Piwakawaka fantail birds adapt to their environment easily …

The distinctive flying bird artwork that graces the twin hulls of our boat is a native New Zealand song bird, but not endemic to the country. In English it is called a ‘fantail’, whilst in Māori it is called a ‘Piwakawaka’. This cute bird has a few other Māori names including tīwakawaka or piwaiwaka.

The piwakawaka fantail is a cheeky bird that is scarcely ever still and could definitely never be described as shy. They adapt to their environment easily including areas that have been altered by humans. It flits and flirts as it flies, zips and darts about hunting for tiny flying insects to dine upon. The piwakawaka fantail will often fly alongside as you walk through New Zealand native bush and it is considered a most friendly avian. Their tail comprises virtually half of their body and their famous fan shaped tail is fully on display often, the design of which allows them to quickly change direction often during flight in pursuit of insects. They have a chattery, tweeta tweet chirp that is tuneful and bright. A lovely sound as well as a delightful sight.

In Māori mythology, the exquisite piwakawaka fantail represents as a bird that brings a message of ‘change. It can be considered a majestic messenger bird as they believed the bird brought news of death from the Gods to their people. Far beyond that, the feathers of many native birds from the piwakawaka to the tui, kiwi, kereru and many others have been used in ritual ceremonies, healing practices, their feathers weaved into cloaks, and worn in the hair. The restlessness of their flight is thought to indicate that change is imminent, and new experiences will soon come forth.

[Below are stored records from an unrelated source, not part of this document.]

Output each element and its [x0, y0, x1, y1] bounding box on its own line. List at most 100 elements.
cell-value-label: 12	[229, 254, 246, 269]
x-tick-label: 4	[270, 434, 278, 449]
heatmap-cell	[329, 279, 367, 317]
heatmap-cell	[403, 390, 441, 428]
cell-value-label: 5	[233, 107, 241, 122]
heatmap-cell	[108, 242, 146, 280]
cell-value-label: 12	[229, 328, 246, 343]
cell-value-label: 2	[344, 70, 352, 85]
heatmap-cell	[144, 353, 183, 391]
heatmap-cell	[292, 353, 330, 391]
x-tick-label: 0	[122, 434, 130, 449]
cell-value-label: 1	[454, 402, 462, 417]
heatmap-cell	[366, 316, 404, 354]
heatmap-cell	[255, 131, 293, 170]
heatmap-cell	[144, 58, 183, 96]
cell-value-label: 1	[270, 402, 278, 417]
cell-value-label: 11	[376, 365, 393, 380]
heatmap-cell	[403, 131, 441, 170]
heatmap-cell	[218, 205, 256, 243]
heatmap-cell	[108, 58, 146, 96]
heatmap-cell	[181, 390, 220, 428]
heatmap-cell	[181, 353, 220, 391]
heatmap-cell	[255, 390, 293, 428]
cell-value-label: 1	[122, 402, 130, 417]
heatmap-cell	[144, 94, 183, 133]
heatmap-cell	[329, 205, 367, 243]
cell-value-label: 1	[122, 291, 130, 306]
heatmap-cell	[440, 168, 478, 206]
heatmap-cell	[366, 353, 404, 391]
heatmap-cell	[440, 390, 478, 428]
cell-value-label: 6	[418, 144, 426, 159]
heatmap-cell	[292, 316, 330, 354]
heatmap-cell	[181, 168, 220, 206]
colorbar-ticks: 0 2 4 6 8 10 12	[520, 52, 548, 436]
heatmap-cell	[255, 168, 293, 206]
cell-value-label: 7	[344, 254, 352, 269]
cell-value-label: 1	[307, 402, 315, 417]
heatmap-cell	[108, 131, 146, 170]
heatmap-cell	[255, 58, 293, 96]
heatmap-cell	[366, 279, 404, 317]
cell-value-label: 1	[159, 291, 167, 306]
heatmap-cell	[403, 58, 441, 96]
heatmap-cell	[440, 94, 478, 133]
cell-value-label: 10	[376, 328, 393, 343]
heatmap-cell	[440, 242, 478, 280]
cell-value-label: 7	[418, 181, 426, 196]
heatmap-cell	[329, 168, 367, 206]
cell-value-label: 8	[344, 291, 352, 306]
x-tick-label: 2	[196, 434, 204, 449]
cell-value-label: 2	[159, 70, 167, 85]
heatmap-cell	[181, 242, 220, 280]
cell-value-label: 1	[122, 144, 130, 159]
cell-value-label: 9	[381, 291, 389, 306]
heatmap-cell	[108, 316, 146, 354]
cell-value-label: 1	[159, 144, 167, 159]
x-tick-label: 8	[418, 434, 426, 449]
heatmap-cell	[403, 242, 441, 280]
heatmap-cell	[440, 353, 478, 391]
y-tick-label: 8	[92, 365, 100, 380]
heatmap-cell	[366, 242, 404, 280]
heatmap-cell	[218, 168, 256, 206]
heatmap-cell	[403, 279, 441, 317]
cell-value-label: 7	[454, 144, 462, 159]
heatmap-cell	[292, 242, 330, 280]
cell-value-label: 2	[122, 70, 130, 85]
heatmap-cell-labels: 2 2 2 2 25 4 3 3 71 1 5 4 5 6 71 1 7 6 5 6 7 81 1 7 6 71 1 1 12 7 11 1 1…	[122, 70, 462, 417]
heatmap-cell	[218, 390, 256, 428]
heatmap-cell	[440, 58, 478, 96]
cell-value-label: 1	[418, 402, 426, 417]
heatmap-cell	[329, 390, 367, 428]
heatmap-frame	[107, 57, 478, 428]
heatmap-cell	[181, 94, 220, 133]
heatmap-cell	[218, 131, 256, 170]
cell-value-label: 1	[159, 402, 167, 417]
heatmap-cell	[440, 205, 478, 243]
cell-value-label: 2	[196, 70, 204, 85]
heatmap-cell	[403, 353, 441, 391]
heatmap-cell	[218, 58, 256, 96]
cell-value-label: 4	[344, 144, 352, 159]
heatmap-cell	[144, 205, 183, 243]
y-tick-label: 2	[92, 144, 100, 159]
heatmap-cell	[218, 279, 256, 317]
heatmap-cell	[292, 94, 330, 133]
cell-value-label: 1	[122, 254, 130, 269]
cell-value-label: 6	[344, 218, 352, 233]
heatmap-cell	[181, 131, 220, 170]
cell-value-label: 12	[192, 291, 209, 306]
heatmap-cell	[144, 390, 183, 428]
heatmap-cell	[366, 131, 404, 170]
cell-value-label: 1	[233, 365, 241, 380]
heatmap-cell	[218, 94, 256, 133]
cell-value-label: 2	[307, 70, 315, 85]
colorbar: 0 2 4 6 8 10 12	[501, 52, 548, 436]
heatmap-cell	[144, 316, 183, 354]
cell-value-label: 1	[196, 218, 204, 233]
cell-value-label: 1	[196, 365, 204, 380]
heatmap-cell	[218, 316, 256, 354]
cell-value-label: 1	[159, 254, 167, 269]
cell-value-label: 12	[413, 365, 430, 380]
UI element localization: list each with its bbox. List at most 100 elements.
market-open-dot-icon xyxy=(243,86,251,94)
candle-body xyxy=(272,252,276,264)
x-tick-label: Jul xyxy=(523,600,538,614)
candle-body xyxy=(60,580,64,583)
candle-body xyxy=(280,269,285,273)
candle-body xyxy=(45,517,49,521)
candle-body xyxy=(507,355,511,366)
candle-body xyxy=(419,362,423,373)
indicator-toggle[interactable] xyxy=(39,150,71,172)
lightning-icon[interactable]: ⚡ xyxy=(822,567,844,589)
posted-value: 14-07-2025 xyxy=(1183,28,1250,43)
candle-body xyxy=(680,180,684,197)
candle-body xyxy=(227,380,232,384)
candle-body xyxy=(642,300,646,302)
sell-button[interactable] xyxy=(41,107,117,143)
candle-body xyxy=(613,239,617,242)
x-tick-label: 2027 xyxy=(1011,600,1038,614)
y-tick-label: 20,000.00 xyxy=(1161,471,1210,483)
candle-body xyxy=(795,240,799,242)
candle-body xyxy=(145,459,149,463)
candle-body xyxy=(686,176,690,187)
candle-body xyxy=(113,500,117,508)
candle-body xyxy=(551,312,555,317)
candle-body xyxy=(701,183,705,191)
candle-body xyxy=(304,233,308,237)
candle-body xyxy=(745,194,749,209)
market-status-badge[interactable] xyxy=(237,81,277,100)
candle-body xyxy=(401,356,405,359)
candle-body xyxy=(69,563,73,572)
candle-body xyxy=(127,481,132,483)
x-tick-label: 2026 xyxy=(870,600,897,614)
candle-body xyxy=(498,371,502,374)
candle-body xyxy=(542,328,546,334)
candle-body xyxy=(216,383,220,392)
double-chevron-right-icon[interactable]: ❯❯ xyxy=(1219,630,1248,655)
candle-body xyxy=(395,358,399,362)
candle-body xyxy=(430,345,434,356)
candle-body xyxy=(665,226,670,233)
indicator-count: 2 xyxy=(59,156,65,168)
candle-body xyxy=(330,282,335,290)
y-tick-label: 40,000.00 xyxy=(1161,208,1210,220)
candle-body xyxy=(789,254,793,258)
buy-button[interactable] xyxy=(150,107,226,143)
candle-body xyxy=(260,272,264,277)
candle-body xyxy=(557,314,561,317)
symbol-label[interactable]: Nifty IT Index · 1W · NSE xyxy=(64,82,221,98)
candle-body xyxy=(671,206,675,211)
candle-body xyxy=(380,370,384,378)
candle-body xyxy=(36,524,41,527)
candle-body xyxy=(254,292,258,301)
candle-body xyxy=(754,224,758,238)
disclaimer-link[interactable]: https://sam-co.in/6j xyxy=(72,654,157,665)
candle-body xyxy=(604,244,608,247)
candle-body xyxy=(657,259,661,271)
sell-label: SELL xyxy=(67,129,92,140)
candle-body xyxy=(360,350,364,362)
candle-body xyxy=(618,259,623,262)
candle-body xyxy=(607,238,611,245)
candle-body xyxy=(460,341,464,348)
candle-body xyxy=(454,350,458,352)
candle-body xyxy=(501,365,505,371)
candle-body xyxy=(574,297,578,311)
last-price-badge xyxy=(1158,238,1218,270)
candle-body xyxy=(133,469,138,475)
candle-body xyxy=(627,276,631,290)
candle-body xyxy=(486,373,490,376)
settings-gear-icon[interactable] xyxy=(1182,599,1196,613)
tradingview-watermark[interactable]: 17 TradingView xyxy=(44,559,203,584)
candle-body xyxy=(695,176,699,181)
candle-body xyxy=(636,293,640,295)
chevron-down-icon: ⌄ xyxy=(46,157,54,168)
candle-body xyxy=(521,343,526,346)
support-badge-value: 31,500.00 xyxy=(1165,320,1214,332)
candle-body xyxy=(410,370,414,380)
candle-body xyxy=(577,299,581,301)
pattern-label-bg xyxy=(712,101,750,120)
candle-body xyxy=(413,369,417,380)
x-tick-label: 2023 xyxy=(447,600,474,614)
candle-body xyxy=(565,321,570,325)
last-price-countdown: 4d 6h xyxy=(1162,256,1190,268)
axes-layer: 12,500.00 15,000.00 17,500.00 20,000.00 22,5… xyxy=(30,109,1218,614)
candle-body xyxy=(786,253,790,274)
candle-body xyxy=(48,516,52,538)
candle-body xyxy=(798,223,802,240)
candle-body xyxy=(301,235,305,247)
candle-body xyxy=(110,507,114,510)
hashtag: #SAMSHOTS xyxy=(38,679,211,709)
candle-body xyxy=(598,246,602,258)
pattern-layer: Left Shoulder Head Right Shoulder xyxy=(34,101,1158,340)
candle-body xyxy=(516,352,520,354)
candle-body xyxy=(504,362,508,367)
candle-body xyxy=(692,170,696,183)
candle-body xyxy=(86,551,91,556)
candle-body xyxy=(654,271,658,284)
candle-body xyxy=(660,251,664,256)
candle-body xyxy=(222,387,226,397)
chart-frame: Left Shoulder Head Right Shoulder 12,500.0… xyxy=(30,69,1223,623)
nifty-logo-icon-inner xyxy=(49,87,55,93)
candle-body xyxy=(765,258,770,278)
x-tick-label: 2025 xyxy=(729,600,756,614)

They are not dangerous in any way. Piwakawaka fantails produce and raise babies 3 times a year and are found in breeding pairs that last all year long and as they don’t live beyond 3 years of age, it is considered that they partner for life. One of the most beautiful things about this bird is that besides being found in forests and bush, they are also found in urban areas and gardens – including our non-floating urban city home in Auckland., so it is easy to find them tweeta tweeta tweeta-ing almost anywhere. And as a note of interest, the artwork on Waiata’s hull that shows the piwakawaka fantail was created and drawn by our Captain Greg.